Former World Bank vice president Oby Ezekwesili has emerged as a leading critic, calling for an immediate suspension of enforcement pending a transparent reconciliation of the disputed texts.
Her argument is stark:
- Tax compliance depends on trust
- Trust collapses when citizens suspect procedural manipulation
- Enforcement under disputed law invites resistance, litigation, and backlash
In her framing, Nigeria risks turning tax reform into a constitutional dispute.
Businesses Caught in the Middle
By Day Two of implementation, confusion had already begun filtering through:
- Companies asking which version of the law to rely on
- Tax advisers warning clients to prepare for disputes
- Concerns about penalties being imposed under contested provisions
For businesses, uncertainty is not neutral—it is costly.
Every unresolved clause becomes a future court case.
National Assembly’s Late Intervention
Facing mounting pressure, the National Assembly has moved to release certified copies of the assented bills, a step intended to reassure the public and clarify discrepancies.
While helpful, the move raises an uncomfortable implication:
Why was this not done before enforcement began?
In legislative terms, this is damage control—not prevention.
The Machiavellian Fear Beneath the Surface
This is where the critics’ concern sharpens.
If governments can:
- Rush implementation,
- Downplay discrepancies, and
- Rely on enforcement momentum to override procedural doubts,
then legality risks becoming a technicality corrected after compliance is compelled.

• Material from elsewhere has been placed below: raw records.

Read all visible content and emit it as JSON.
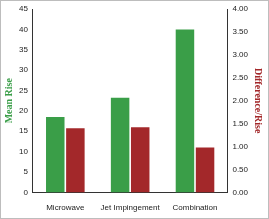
{
  "chart_data": {
    "type": "bar",
    "categories": [
      "Microwave",
      "Jet Impingement",
      "Combination"
    ],
    "series": [
      {
        "name": "Mean Rise",
        "color": "#3a9e48",
        "values": [
          18.5,
          23.2,
          40.0
        ]
      },
      {
        "name": "Difference/Rise",
        "color": "#a3282a",
        "values": [
          1.4,
          1.42,
          0.98
        ],
        "axis": "y2"
      }
    ],
    "ylim": [
      0,
      45
    ],
    "yticks": [
      0,
      5,
      10,
      15,
      20,
      25,
      30,
      35,
      40,
      45
    ],
    "y2lim": [
      0,
      4
    ],
    "y2ticks": [
      {
        "value": 0,
        "label": "0.00"
      },
      {
        "value": 0.5,
        "label": "0.50"
      },
      {
        "value": 1,
        "label": "1.00"
      },
      {
        "value": 1.5,
        "label": "1.50"
      },
      {
        "value": 2,
        "label": "2.00"
      },
      {
        "value": 2.5,
        "label": "2.50"
      },
      {
        "value": 3,
        "label": "3.00"
      },
      {
        "value": 3.5,
        "label": "3.50"
      },
      {
        "value": 4,
        "label": "4.00"
      }
    ],
    "grid": false
  }
}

That fear—not the tax rates themselves—is what is fuelling public unease.
What’s Already Happening on the Ground
- Compliance uncertainty among SMEs
- Advisory firms urging caution clauses in filings
- Early signs of selective enforcement discretion
- Growing calls for judicial interpretation
The reform is live—but so is resistance.
Credibility recovery requires more than statements.
What the Clean Fix Looks Like
Minimum corrective steps:
- Publish certified assented texts in full
- Release a clause-by-clause reconciliation with gazetted versions
- Explain how any divergence occurred
- Pause punitive enforcement until clarity is restored
Anything less risks turning reform into confrontation.
Why This Matters Now
Two days in, Nigeria stands at a fork:
- Enforce fast and risk backlash, or
- Clarify law and rebuild trust, even at short-term cost
Tax reform is not just about revenue.
It is about the relationship between the state and the citizen.
That relationship is being tested—right now.